A trip to Footscray — the true Little Saigon — with Mr Nguyen


Herr Nguyen may be off to Seoul — good for his korea — and so we finally got round to driving over to Footscray to check out the thing that makes Victoria St look like a pale imitation. That thing is the Vietnamese market. I had long thought the Nguyens had been taking the train to the Footscray Market proper, but discovered that there is a second exclusively Vietnamese market, established in 1992. If you hanker after overseas travel but are short of cash, you could go and stay the night in Little Saigon. Once inside the Vietnamese Market, it only takes the ignoring of a small amount of English writing to suspend disbelief.

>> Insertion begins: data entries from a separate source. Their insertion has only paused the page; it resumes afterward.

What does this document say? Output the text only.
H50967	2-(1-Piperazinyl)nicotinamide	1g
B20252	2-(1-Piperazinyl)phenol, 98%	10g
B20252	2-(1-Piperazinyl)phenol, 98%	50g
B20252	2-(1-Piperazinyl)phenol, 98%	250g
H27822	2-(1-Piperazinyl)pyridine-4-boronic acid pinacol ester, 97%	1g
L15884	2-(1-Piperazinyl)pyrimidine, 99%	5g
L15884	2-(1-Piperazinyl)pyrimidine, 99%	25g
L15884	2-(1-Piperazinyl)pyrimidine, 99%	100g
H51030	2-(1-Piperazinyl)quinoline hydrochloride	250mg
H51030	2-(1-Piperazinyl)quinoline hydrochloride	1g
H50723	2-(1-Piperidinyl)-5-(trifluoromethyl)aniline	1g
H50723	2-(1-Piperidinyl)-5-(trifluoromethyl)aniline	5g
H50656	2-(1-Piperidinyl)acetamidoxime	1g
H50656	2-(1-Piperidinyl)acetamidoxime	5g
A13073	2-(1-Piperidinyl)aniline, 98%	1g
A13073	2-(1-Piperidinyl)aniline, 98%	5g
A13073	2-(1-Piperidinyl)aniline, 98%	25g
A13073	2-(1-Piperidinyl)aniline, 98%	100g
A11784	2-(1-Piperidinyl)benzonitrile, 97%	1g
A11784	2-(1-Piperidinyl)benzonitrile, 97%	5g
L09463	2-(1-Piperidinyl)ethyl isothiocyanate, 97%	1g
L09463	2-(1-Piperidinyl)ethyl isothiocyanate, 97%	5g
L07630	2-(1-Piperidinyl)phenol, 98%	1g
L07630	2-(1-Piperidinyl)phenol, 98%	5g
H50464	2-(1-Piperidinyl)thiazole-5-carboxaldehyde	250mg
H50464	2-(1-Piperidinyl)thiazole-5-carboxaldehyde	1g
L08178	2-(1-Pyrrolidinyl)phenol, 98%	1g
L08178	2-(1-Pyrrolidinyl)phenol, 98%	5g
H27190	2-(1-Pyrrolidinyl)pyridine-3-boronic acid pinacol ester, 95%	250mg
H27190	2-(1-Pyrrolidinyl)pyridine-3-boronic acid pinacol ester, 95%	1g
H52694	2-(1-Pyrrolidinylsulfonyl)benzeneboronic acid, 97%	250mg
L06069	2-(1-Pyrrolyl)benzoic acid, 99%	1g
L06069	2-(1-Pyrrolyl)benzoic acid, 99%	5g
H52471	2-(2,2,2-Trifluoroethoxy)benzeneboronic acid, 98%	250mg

No Thai restaurants there, but damn were there a lot of mangoes. It’s the height of mango season, and box after box-full were there in many of their manifestations. Some of the most beautiful combinations of colours are to found on the skin of a mango, but my point and clicker could not do them justice in the harsh glare of the fluorescent lights. There were the somewhat cashew-nut-shaped ones, and the burstingly rotund ones, the bright pink, the bright gold, the gorgeous speckled fruit tingle ones, and the green. And slices were set out on a plate for tasting, accompanied by salt and chilli into which you dipped them and ate them, and, in the case of the green ones, fish sauce and chilli.

There were live lobsters to be had ($65 a kilo), plenty of live barramundi ($15 a kilo), both swimming around in tanks, and even the fish out of water in the glass cabinets were still flapping around. Mr Nguyen asked if I had ever eaten live fish, by which he meant, thankfully, just-killed fish, and I said no. He assured me the experience was “absolutely  different”. He is a man with discerning tastes: does not eat frozen food, will not buy peeled prawns, and I have no doubt he is right. There were fresh local shellfish which you don’t find except in Asian fishmongers. There were banana flowers, banana roots, galangal galore, longans, durians, jackfruit and all the “normal” stuff, not to mention $10 bunches of peonie roses.
Then there were the greens: in the mosaic above, there are one of the magnificent mints and pumpkin leaves. Twenty or thirty varieties, only a few of which would be available in a non-Vietnamese supermarket — coriander, celery, Vietnamese mint, spinach, what we call bok choy, and, if you were lucky, Thai basil. Vietnamese cuisine is heavily dependent on these herbs, and they are what make good Vietnamese food so delicious and unique. I bought, for 50c, a mixed bunch of mints and other cooking herbs. I threw a similar bunch into a salad with prawns and lettuce the other day and Miss K went gaga about it.

Details:

LITTLE SAIGON
Nicholson Street, Footscray, 9687 3505
Melway: 42 C4
Open: Monday-Thursday 9am-6pm, Friday 9am-9pm, Saturday 9am-7pm, Sunday 9am-6pm
Stalls: 30
Transport: Tram 82 from Moonee Ponds; numerous buses pass nearby, including 472 (Moonee Ponds to Williamstown), 223 (Yarraville to Highpoint) and 402 (East Melbourne to Footscray); train to Footscray station.